甲南大学 柳川雅樹監督(写真提供=甲南大学サッカー部)

 2019年に監督に就任し、1年で甲南大学を関西1部リーグに昇格させた柳川雅樹監督。柳川監督は現役時代、ヴィッセル神戸でキャリアをスタートさせ複数のクラブを渡り歩くと、2015年からはフィリピンでもプレー。甲南大学で監督としてのキャリアをスタートさせた柳川監督にお話を伺った。

ーー監督就任から1年で1部リーグに昇格を果たしましたが、そこまでは順調にいったのでしょうか?

 前期リーグの終盤4試合が勝てなかったんです。そこまでは比較的勝ち点を積み上げていって上位を維持できていたんですけど、前期が11試合ある中で最後の4試合が引き分け、負け、負け、引き分けだったと思うんですが、そこで順位がガクッと落ちてしまって中断期間に入りました。前年の結果もあったので「やっぱりダメなんじゃないか?やっぱり勝てないんじゃないか?」という雰囲気がチーム全体に漂っていたので、6月〜8月は非常に苦しく悩んでいましたね。それでも夏の中断期間にシステム変更を加えたり、昇格の為に一致団結するようなミーティングも行えたので、後期開幕前には絶対昇格出来ると思っていましたし、開幕後は波に乗っていけたのかなと思います。

【第1回】甲南大学 柳川雅樹監督#1「サッカーは楽しいものだし、楽しんでやらないと何事も成果は出ない」

ーー1部に昇格してみて2部とはサッカーが違ったり、どういったあたりに差を感じましたか?

 選手の質は当然1部の方が高いですし、上位校主力の有名選手はスペシャルな能力を備えているので個の能力で言えば2部よりも2倍から3倍ぐらいは上だと思います。ただチームの総合的なところで言えば差はそんなに大きくないかなと思っていました。だから僕は選手たちにも「大丈夫!全然普通にやれるから!」という接し方を常々しています。

 それはJリーグと比べても一緒で、大学生の関東1部や関西1部の選手はJ2やJ3でやっても全然やれると思いますし、もちろんそこには差はありますけど、学生が考えている程の差はありません。沢山の大卒選手が1年目からJリーグで活躍していますし、大学時代からプロを意識して練習に励み「やれるぞ!」というマインドセットが出来た状態でJリーグに行った選手は普通にやれるので、1部では通用しないという選手達の思い込みを取り除いていく事が大事かなと思っていました。なので、昇格するまえから「1部とはそんなに差はないし、普通にやれるよ!」と言い続けていました。

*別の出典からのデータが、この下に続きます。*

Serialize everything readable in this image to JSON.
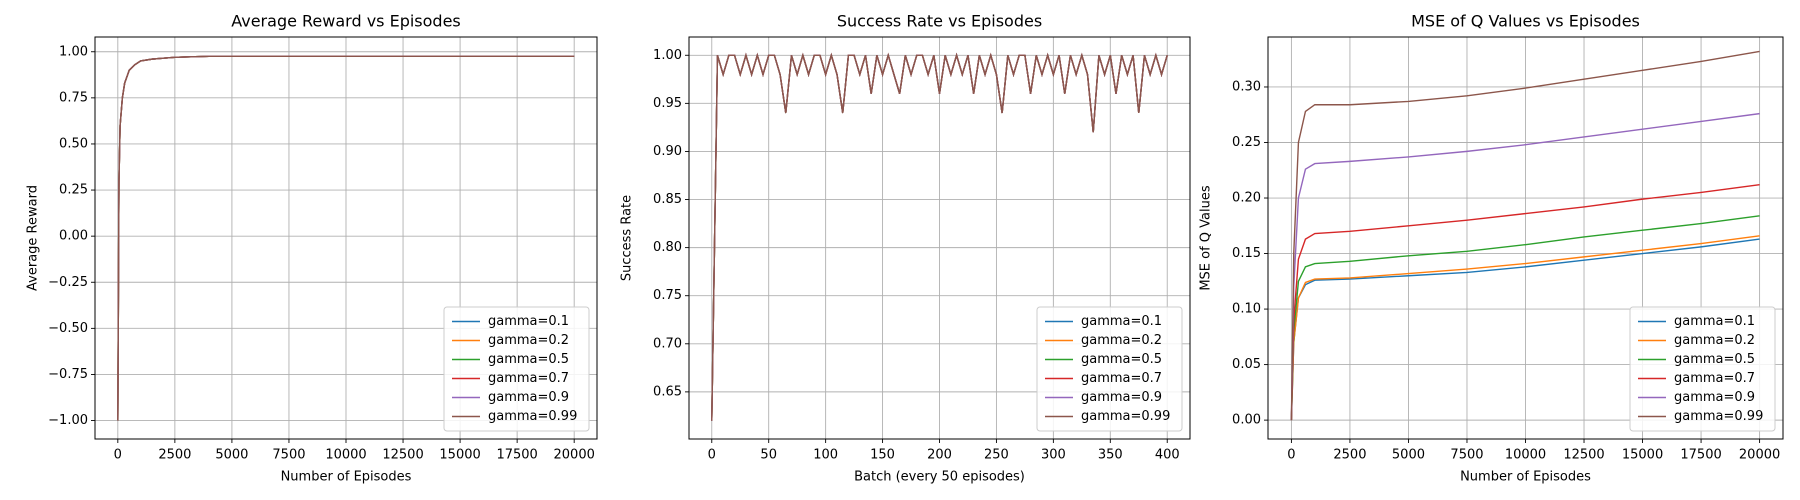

ーー柳川監督からみて、関東と関西の大学サッカーに違いはありますか?

 攻守において前から行こうとする姿勢ですかね。選手の能力にそこまで違いはないと思いますが、関東と比べると関西の方が安定を求める戦い方をするチームが多くゲームテンポが遅くなり、観ている人を惹きつけるようなサッカーが出来ていないのかなと。また関東はチームカラーがはっきりした大学が数多くありますが、関西は似たようなスタイルのチームが多く、試合分析力や戦術的な対応能力が関東の方が養われていくのではないかと思っています。